Contributing Editor's Comment
March 1, 2009 By: Mark Arzoumanian Paperboard PackagingImagine you're watching TV when a commercial comes on showing a baby girl in a hospital crib. She's breathing steadily but has plastic tubes in her mouth and one sticking out of one of her arms. Looking down on her are her mother and a nurse. They're smiling. The voiceover is talking about how plastics save lives. All of a sudden you feel a lump in your throat. How wonderful. How touching. Aren't plastics great?
![]() Mark Arzoumanian |
Some of you might remember that such a commercial did run on television. I'm sure it touched a lot of hearts. So why isn't the paperboard packaging industry trying to sell itself by telling similar feel-good stories on television or in print ads nowadays? It certainly has a great story to tell about safely transporting and protecting goods. The problem is engineers and scientists, not marketers, run the industry.

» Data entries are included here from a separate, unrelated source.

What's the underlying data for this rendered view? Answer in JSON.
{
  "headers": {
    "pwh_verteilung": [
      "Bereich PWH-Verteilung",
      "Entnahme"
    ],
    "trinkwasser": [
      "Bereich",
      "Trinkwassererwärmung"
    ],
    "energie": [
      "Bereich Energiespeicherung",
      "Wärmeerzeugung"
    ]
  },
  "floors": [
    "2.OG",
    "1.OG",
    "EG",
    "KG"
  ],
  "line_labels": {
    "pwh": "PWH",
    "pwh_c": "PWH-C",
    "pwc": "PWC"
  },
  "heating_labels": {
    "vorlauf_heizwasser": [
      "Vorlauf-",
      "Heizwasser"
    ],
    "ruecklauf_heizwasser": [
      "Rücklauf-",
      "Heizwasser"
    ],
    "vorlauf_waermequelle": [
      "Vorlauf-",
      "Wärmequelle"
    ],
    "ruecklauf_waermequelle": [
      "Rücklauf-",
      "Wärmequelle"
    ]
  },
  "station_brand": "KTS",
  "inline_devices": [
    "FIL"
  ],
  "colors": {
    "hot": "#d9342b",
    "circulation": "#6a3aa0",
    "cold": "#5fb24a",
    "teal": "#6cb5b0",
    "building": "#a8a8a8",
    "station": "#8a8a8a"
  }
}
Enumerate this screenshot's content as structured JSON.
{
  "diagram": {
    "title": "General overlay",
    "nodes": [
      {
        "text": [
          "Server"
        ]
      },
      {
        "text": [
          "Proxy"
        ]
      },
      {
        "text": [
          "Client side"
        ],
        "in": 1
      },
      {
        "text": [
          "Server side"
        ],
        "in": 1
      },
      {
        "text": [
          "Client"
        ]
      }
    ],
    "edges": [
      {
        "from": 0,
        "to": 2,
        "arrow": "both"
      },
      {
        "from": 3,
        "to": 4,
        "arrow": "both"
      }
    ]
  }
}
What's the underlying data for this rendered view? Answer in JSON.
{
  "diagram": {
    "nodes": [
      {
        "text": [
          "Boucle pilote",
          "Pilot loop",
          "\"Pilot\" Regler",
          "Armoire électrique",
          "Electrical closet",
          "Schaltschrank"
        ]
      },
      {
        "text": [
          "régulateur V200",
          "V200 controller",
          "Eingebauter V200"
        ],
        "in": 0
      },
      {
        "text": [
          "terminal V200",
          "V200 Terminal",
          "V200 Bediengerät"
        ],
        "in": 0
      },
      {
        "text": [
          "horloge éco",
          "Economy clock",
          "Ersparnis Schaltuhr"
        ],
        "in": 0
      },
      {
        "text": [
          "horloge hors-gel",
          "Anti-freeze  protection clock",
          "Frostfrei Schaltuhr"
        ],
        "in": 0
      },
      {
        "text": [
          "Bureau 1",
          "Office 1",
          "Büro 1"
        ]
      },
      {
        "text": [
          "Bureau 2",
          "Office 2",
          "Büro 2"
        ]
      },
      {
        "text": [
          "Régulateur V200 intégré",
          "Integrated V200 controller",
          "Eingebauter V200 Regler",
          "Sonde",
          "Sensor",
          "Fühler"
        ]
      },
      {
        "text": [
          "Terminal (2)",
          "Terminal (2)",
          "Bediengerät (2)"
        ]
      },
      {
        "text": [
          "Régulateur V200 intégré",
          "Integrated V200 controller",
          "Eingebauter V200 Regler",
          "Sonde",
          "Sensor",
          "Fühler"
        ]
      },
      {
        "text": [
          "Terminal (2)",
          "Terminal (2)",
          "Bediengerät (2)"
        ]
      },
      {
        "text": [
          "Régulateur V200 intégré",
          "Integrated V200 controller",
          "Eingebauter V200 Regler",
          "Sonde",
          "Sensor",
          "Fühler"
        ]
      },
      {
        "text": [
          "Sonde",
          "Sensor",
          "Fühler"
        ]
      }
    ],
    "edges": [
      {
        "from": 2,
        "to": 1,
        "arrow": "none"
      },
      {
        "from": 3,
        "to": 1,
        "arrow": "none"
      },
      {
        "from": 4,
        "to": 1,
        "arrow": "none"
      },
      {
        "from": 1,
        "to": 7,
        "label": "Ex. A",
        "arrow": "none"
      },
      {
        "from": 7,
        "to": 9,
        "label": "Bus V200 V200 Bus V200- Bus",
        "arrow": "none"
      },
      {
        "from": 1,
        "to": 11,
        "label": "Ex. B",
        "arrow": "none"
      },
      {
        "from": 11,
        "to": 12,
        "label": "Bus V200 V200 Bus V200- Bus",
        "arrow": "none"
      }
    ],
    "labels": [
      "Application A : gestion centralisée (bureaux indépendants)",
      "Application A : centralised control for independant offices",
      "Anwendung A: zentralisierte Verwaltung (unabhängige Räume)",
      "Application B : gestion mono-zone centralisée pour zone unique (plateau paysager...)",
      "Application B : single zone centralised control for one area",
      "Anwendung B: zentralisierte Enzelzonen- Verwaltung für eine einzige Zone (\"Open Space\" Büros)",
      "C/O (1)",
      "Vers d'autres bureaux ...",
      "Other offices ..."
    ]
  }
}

"We sell our products well but we don't market them well," says Jim Keller, a former Weyerhaeuser Co. containerboard division executive who now works as an industry consultant. He quickly adds that he's directing his criticism more toward the integrated box makers than the independents, who have a more entrepreneurial approach to the world.
"Our industry tends to throw numbers at people, telling them about the science," he states. "Look at all the data we throw out on our websites. But there's no connection to our users, whether they be end users or consumers that talk about cardboard. There's so much more to our story that really hasn't been told."
Lost in Numbers
The obvious selling point that box and carton makers have going for them is the tried and true natural resource, or environmental, angle. I know, you've heard it a million times: our packaging comes from trees, a natural resource.
But where's the emotional sell? It gets lost in numbers and pie charts. Imagine a commercial that shows some four- and five-year-olds playing in a corrugated house and their neighbors playing in a house made of plastic. The kids playing in the corrugated house decide to be good citizens and recycle it. The kids playing in the plastic house just look at them glumly while they hold pieces of their house in their hands. One of them turns to his mother and says, "Mommy, why can't we recycle our house?" Then the voiceover says something like, "Recycling cardboard. Back to the earth."
This isn't to say that there aren't box makers out there that are distinguishing themselves from their peers. Take Pratt Industries. Anthony Pratt, chairman and ceo, has run television commercials featuring boxer Muhammad Ali and actress Alicia Silverstone extolling the virtues of recycling. But Pratt can't be expected to pound the drum by himself. He has made a very clear commitment. But what about the other industry ceos? Is it all about the need for new blood or the need for a new attitude? A new attitude, Keller says.
"It's time the industry wakes up and has a new attitude," he states. "And it has to spend a little money to tell a story. Outside of the Corrugated Packaging Alliance, the industry doesn't come together to tell a story. The CPA is going to come up with a pretty good program in the next year as it finishes its life cycle study. It also has some good carbon footprint calculators. But we still have to go to that next level and put some emotion in this thing."
So why don't we tell the public what we do for mothers and children? Imagine if your child couldn't get a certain kind of medicine because packaging wasn't available? Consumers don't realize how boxes and cartons enable international trade. This industry can produce a package on a moment's notice and get it where it needs to be instantaneously because of a broad network of supplier-based locations.
Unfortunately, the leaders in this consolidating industry haven't made connecting with the consumer a priority. They need to sit down in one room, discuss their image, and start showing some emotion themselves.